Mais cette histoire d’amitié et d’admiration ne va pas durer. Elle cesse brutalement le 10 octobre 1963 avec la disparition de l’incomparable chanteuse. Malheureux d’avoir perdu celle qui a révélé son talent, Dumont connaît une courte traversée du désert. Il serait toutefois injuste de résumer sa carrière aux quelque quarante petits bijoux que le compositeur offrit à celle qu’il appela toujours avec immense respect « Madame Édith Piaf ».
D’abord désemparé, Dumont enrichit sa palette en composant des musiques de feuilletons (Les Aventures de Michel Vaillant, Gorri le Diable) ou de films, comme Trafic et Parade, de Jacques Tati. En 1967, une seconde femme de talent frappe à la porte de son destin d’artistes. Elle se nomme Sophie Makhno. Femme aux multiples talents, éditrice de chansons, secrétaire de Barbara et d’Anne Sylvestre, elle lui donne la force de se mettre enfin en avant.
Cette parolière subtile va écrire des textes qui reflètent parfaitement la sensibilité du compositeur. Toutes parlent d’amour : Nuit blanche à Honfleur, Les Gens qui s’aiment, Aime-moi, Les Chansons d’amour, sans oublier la plus célèbre : Ta cigarette après l’amour…
Le compositeur devient chanteur.
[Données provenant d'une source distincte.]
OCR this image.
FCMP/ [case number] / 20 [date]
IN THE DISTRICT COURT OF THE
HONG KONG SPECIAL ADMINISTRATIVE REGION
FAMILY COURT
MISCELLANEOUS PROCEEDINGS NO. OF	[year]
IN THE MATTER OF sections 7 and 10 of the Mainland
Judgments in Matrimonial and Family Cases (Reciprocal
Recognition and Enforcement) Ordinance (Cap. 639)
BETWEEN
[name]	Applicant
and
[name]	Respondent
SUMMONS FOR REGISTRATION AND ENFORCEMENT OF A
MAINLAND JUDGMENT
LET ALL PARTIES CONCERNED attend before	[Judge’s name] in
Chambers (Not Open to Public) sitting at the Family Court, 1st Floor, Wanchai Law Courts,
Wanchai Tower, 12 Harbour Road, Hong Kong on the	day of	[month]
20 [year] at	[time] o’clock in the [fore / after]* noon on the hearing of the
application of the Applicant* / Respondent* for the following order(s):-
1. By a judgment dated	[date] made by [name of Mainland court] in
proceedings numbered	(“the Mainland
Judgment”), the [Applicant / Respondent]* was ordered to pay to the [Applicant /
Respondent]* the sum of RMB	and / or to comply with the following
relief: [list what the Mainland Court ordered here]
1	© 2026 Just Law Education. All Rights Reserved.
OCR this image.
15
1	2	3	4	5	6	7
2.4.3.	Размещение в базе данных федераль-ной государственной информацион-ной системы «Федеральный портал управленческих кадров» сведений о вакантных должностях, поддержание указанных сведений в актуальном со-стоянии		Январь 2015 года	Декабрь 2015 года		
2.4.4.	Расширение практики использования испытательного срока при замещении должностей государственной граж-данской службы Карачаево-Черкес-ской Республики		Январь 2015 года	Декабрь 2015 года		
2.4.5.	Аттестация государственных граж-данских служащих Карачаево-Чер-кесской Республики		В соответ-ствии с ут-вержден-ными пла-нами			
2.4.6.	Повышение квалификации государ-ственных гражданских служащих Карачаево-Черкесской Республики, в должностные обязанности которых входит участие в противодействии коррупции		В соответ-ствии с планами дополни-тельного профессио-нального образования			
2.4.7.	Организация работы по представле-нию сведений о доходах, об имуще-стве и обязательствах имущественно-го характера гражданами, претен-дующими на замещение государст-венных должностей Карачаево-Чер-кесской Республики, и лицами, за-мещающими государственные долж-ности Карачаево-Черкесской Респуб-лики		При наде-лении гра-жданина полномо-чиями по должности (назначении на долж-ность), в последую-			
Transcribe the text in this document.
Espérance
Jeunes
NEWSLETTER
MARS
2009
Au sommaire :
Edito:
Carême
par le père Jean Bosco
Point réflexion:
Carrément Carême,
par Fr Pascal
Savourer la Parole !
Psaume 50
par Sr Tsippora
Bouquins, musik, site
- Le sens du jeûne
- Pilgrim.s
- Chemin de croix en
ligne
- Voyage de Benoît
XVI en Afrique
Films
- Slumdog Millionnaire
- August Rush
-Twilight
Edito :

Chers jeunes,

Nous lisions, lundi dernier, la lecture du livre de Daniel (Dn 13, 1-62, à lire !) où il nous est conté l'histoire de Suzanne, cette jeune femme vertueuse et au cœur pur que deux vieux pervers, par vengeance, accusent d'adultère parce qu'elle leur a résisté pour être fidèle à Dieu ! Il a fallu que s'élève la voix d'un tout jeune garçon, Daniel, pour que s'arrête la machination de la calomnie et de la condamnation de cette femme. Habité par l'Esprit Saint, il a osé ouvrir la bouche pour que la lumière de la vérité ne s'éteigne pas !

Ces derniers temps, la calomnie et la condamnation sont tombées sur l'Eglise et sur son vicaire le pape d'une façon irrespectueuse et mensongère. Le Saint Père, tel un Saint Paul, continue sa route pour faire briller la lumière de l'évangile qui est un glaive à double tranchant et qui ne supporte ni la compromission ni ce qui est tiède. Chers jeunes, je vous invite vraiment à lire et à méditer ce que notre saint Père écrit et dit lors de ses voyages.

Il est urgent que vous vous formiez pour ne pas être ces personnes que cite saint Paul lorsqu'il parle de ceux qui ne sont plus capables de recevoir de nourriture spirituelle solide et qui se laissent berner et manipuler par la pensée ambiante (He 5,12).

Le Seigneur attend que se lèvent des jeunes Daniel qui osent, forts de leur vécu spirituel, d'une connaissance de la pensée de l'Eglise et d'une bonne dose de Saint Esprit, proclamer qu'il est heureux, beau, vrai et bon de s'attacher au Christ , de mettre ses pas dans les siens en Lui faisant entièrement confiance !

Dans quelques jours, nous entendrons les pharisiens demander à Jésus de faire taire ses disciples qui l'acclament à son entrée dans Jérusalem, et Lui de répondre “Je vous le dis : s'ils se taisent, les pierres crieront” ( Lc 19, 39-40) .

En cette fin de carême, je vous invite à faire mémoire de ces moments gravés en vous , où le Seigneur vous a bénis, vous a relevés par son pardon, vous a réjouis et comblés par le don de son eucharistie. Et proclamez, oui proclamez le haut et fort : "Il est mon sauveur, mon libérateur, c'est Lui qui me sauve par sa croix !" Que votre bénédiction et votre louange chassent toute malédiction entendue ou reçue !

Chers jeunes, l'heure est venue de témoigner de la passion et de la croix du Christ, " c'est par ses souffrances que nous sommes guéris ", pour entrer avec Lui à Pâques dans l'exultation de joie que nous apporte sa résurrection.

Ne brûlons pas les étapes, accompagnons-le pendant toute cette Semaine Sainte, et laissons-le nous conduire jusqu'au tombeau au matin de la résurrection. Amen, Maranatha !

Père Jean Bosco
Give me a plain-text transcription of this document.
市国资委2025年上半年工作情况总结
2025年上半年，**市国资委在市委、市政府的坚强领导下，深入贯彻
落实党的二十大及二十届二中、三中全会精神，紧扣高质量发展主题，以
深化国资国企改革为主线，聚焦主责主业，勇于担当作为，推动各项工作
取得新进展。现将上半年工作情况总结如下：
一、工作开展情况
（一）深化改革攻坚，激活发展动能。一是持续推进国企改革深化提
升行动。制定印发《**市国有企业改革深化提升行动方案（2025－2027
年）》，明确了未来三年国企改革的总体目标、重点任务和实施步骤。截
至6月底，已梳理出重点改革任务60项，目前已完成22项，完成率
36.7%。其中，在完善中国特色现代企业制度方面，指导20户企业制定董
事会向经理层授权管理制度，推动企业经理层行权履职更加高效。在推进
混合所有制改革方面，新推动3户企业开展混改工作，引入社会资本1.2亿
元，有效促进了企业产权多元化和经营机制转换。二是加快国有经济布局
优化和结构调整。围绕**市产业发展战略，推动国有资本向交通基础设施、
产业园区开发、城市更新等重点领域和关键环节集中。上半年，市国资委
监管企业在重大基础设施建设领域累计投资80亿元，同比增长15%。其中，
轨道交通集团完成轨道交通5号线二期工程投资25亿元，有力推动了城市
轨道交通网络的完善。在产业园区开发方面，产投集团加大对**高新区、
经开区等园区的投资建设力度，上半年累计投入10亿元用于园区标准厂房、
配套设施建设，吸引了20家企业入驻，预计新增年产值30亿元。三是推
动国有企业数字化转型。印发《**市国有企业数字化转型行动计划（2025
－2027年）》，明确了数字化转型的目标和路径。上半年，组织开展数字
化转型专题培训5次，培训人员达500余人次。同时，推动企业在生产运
Le duo courra de succès en succès jusqu’au début des années 1980 en ne récoltant pas moins de trois disques d’or avec la fameuse Cigarette, mais aussi Une chanson et Les Amours impossibles.
Le modeste Charles Dumont, propulsé au rang de chanteur vedette, se souviendra alors de la formidable prémonition d’Édith Piaf, qui, éternel Pygmalion, lui avait dit : « Personne mieux que toi ne chante tes chansons, tu y mets tant de cœur, tant de sentiments que j’en suis moi-même étonnée. » Et désormais, protégé par l’esprit de la Môme, qui, du ciel, continuait à veiller sur lui, il ne regrettera jamais plus rien.